Industry News | August 27, 2020 | By:

Researchers around the world are racing to find treatments to tackle the COVID-19 pandemic that has caused more than 16 million human infections globally.

Researchers at Virginia Tech and the University of Georgia are collaborating to explore whether the tendency of the virus to bind to carbohydrate-based polymers, such as heparin, can be used to develop virus-trapping gels and surfaces.

“The virus passes a large number of carbohydrate-based molecules on its way into the cells in our body,” explains Maren Roman, associate professor of sustainable biomaterials in Virginia Tech’s College of Natural Resources and Environment and affiliated faculty member of the Fralin Life Sciences Institute. “If we can determine which carbohydrates or carbohydrate chains the virus binds to, we can develop materials that work like a fly trap and capture virus particles before they get into our bodies.”

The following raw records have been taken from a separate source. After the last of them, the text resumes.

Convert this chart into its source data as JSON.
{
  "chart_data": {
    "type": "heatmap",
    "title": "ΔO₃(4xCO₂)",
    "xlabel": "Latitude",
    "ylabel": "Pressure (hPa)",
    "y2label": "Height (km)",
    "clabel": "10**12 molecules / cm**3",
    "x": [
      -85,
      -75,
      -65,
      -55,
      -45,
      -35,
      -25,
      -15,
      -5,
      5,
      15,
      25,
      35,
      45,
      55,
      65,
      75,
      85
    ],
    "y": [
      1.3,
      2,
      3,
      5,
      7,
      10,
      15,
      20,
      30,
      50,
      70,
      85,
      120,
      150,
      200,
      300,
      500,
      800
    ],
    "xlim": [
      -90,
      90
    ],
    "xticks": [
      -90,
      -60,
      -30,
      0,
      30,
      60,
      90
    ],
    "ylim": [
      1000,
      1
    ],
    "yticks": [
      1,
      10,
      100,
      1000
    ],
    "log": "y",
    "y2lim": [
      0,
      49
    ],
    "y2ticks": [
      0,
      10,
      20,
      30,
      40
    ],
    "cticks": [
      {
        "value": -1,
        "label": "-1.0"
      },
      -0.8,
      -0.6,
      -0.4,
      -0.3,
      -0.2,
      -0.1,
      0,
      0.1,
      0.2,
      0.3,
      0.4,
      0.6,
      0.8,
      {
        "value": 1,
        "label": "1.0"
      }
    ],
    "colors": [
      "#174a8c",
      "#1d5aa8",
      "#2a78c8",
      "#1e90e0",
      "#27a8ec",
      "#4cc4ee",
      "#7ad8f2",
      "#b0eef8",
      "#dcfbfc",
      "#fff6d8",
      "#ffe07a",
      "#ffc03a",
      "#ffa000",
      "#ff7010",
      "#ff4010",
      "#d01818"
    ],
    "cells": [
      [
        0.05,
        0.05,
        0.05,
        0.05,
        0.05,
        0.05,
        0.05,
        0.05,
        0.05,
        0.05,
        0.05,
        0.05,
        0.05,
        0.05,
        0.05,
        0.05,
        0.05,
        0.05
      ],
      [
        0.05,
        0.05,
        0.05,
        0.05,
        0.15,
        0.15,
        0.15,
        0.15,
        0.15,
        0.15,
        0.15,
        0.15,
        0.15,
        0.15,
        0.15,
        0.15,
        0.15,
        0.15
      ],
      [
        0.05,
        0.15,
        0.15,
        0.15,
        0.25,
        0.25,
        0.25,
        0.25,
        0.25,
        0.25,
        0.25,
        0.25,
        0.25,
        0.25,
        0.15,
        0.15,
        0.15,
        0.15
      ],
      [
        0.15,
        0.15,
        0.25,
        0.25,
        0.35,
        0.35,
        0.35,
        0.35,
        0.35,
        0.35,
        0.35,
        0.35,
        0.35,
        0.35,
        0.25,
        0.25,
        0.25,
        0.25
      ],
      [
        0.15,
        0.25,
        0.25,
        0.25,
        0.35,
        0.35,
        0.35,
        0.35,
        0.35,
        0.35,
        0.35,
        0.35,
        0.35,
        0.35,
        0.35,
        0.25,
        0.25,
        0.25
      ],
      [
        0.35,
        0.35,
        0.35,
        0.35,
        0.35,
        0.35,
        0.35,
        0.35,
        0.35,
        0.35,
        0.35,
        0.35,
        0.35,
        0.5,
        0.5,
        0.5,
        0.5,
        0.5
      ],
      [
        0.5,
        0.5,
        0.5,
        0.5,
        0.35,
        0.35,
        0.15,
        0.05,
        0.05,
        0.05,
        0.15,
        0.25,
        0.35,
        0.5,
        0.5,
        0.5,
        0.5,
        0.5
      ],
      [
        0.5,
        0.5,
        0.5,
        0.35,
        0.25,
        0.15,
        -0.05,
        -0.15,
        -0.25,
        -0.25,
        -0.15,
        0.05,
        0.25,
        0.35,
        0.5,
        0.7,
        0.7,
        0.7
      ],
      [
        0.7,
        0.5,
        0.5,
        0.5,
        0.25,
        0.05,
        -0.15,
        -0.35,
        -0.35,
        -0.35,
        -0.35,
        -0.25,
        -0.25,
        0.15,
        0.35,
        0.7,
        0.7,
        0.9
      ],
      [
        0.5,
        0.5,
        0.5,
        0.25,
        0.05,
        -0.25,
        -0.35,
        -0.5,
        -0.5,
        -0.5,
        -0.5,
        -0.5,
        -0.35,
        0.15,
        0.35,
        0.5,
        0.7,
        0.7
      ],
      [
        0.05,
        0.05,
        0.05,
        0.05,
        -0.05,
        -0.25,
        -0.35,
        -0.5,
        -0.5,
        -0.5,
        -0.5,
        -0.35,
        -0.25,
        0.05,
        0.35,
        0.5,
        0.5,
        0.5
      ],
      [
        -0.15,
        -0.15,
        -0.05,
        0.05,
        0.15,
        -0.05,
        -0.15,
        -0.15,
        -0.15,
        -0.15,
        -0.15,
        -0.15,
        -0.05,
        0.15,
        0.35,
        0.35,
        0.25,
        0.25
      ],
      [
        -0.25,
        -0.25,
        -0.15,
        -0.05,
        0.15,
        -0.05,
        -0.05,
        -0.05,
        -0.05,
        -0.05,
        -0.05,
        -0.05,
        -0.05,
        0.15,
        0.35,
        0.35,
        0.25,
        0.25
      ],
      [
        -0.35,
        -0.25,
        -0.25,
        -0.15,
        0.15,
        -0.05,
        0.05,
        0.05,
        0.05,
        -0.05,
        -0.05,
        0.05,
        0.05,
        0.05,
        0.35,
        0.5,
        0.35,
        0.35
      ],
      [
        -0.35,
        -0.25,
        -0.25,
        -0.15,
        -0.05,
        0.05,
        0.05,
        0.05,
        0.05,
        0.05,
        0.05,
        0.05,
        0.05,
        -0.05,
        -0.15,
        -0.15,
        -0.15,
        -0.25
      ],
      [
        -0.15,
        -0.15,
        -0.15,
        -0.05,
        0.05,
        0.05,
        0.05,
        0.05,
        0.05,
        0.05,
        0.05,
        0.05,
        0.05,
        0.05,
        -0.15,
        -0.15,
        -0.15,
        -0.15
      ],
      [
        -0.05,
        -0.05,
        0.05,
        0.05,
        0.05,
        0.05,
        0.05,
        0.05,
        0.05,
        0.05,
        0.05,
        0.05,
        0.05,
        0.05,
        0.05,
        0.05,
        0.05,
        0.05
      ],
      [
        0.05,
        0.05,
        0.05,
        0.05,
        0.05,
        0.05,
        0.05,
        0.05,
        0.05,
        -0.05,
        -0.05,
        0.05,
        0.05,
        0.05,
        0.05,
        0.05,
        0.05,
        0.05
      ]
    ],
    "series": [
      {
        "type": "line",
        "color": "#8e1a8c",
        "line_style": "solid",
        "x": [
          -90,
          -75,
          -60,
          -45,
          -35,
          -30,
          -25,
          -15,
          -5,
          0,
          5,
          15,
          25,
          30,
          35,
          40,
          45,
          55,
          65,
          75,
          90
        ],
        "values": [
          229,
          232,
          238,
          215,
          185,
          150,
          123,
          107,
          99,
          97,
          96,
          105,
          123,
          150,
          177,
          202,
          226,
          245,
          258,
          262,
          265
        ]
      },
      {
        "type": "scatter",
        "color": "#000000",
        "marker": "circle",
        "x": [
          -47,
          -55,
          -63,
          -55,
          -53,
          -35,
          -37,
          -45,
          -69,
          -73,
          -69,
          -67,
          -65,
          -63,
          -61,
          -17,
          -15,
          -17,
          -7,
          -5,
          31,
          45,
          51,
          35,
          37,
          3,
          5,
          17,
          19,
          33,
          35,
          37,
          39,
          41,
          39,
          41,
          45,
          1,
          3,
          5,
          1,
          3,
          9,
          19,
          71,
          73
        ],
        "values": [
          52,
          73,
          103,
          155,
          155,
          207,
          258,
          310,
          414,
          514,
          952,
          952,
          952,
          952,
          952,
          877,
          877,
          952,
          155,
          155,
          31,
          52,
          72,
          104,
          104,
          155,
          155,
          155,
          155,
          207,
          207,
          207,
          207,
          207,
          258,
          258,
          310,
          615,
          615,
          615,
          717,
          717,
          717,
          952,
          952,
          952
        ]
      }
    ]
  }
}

“We will use cutting-edge computational tools to study which carbohydrate molecules bind most strongly to the virus,” says Robert Woods, professor of biochemistry and molecular biology, and chemistry, at the University of Georgia’s Complex Carbohydrate Research Center. “This work is a natural extension of our prior work on the virus, which has given us detailed computer models of one of its surface proteins, namely the Spike protein. This protein is responsible for the virus’s ability to enter cells and its tendency to bind to carbohydrates.”

The research is supported by a $200,000 National Science Foundation RAPID COVID-19 grant, with contributions from the Division of Materials Research and the Division of Molecular and Cellular Biosciences.